The team behind the first public macOS kernel memory corruption exploit on M5 silicon has shared fresh details on how Mythos Preview helped bypass a five-year Apple security effort in five days.
A bit of technical background
Last year, Apple introduced Memory Integrity Enforcement (MIE), a hardware-assisted memory safety system designed to make memory corruption exploits much harder to execute.

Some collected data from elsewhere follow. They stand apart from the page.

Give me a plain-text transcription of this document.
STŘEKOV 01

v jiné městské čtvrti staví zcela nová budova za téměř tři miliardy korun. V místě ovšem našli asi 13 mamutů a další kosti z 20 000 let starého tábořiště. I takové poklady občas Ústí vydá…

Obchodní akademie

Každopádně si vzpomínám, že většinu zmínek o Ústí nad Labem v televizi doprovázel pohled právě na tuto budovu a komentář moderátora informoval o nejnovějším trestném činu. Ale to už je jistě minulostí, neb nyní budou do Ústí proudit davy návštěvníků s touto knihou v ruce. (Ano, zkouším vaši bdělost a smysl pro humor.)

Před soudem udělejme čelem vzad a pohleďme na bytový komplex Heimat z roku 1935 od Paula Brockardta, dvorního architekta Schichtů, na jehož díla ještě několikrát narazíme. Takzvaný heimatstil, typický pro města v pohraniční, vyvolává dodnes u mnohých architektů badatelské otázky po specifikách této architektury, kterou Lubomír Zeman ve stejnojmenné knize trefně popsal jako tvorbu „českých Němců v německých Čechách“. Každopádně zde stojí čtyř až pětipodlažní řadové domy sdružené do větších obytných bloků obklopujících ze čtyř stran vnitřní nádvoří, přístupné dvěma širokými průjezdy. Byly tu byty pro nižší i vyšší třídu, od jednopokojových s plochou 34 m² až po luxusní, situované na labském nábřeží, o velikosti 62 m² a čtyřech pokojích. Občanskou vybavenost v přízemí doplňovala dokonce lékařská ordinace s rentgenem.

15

As Apple explained, MIE is basically built on Arm’s Memory Tagging Extension (MTE), which is a 2019 specification that works “as a tool for hardware to help find memory corruption bugs.”
Here’s Apple:
MTE is, at its core, a memory tagging and tag-checking system, where every memory allocation is tagged with a secret; the hardware guarantees that later requests to access memory are granted only if the request contains the correct secret. If the secrets don’t match, the app crashes, and the event is logged. This allows developers to identify memory corruption bugs immediately as they occur.

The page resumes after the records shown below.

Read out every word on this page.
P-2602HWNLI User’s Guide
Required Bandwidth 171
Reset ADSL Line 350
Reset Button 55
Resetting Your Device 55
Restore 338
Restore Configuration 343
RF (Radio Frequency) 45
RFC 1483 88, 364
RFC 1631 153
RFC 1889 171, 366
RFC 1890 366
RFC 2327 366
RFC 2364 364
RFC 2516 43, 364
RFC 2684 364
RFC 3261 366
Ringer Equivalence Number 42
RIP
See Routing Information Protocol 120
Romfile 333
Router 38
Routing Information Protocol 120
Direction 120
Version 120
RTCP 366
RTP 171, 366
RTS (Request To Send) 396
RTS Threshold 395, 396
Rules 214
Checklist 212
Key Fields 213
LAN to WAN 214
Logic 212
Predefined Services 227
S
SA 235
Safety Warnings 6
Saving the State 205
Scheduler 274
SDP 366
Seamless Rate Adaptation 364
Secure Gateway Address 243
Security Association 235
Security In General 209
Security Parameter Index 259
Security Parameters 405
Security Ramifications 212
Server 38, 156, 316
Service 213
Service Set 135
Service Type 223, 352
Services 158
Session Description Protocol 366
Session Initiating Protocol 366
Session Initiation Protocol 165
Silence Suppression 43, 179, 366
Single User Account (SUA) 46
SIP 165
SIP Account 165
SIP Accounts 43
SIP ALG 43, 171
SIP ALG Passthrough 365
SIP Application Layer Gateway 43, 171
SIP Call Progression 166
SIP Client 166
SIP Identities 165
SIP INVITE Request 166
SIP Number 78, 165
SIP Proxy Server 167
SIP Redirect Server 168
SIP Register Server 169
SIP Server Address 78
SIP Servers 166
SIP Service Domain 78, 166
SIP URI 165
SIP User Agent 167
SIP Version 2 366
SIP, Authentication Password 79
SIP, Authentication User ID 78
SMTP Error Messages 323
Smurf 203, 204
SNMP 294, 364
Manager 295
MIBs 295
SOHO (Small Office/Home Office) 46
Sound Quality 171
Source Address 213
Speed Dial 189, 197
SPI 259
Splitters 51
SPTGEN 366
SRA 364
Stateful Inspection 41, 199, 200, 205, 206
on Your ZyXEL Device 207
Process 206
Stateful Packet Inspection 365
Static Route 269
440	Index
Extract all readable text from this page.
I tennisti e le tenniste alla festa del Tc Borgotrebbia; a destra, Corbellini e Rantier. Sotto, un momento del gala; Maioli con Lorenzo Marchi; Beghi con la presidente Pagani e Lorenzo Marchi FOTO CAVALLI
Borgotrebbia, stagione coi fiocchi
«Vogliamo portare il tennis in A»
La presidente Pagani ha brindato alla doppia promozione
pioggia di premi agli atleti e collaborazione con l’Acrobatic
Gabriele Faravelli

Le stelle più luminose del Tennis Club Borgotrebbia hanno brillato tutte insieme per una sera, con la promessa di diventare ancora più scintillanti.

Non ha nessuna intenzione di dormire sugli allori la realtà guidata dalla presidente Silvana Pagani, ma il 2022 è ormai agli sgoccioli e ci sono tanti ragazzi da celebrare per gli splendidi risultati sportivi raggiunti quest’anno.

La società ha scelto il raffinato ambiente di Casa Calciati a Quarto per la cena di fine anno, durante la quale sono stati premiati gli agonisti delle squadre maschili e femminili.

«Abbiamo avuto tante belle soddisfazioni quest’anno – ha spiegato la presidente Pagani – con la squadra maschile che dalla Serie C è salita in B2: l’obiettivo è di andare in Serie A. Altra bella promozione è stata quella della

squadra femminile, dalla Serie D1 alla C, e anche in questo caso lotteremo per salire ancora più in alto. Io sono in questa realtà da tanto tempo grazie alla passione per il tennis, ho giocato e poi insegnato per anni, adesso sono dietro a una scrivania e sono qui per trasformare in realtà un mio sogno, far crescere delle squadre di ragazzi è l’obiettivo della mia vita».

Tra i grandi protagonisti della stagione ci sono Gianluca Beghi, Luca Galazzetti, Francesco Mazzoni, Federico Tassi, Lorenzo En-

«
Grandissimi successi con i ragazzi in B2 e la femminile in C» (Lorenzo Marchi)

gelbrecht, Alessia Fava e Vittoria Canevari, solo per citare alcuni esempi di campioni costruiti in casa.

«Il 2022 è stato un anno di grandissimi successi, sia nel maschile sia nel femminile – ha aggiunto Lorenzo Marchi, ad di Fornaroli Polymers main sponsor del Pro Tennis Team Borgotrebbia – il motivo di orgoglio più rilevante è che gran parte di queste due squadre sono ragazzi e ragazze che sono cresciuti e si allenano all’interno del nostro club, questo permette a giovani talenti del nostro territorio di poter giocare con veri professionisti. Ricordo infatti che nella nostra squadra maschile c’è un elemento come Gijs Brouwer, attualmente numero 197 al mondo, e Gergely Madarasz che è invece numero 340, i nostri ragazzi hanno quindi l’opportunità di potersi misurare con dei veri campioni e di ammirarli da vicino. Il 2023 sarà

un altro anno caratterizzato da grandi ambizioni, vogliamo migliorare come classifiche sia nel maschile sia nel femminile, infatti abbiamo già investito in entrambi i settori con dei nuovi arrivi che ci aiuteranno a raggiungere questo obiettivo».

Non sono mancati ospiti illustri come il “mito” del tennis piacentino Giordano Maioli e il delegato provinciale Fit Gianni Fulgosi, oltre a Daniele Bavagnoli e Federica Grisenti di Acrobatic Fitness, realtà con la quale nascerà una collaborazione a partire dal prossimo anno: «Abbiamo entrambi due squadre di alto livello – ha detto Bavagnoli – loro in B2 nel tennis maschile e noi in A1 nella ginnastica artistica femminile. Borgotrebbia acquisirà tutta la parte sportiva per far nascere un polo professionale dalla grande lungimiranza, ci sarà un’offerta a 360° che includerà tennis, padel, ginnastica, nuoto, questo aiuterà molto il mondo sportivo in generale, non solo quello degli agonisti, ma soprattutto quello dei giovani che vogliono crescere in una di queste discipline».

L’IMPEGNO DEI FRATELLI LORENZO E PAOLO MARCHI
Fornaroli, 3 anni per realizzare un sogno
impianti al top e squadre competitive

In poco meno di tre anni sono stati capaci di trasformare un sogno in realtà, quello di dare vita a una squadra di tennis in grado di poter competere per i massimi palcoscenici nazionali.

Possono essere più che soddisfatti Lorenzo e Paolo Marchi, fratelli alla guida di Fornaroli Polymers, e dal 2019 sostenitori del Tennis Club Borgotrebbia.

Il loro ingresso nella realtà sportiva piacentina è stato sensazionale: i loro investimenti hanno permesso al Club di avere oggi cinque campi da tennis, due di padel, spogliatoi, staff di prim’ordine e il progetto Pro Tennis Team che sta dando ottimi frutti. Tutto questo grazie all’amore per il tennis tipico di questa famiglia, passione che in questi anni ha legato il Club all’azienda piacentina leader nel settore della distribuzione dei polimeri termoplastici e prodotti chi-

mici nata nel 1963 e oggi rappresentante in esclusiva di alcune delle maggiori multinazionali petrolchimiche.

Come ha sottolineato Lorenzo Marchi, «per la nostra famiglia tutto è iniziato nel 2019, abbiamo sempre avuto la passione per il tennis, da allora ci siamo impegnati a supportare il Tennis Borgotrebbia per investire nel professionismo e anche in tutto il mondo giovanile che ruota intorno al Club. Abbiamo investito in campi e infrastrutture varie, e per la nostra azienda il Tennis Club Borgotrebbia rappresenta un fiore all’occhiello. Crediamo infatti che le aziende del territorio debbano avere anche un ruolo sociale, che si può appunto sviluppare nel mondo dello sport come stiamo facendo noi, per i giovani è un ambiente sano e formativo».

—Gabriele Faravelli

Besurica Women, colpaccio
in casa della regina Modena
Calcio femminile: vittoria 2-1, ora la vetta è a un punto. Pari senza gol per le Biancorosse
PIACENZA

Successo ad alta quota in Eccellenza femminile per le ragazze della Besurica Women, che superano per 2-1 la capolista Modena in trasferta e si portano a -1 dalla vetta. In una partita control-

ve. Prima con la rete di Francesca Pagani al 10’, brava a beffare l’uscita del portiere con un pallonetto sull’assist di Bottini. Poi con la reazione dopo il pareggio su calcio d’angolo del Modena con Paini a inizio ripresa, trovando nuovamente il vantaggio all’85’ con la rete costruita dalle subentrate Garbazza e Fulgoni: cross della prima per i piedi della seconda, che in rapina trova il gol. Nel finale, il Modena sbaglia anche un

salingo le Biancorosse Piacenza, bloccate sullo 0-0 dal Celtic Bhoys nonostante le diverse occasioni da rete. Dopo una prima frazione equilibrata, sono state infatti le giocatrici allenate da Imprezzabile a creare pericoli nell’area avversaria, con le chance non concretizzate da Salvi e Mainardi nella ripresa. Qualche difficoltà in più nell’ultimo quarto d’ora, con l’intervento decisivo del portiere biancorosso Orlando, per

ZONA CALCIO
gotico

The problem is that Apple found that MTE wasn’t robust enough under certain circumstances, so it developed MIE and built it “into Apple hardware and software in all models of iPhone 17 and iPhone Air.”
To sum up, MIE is Apple’s hardware-assisted memory safety system. It is built on Arm’s MTE specification and uses the chip itself to help detect and block certain memory corruption attacks before they can be exploited.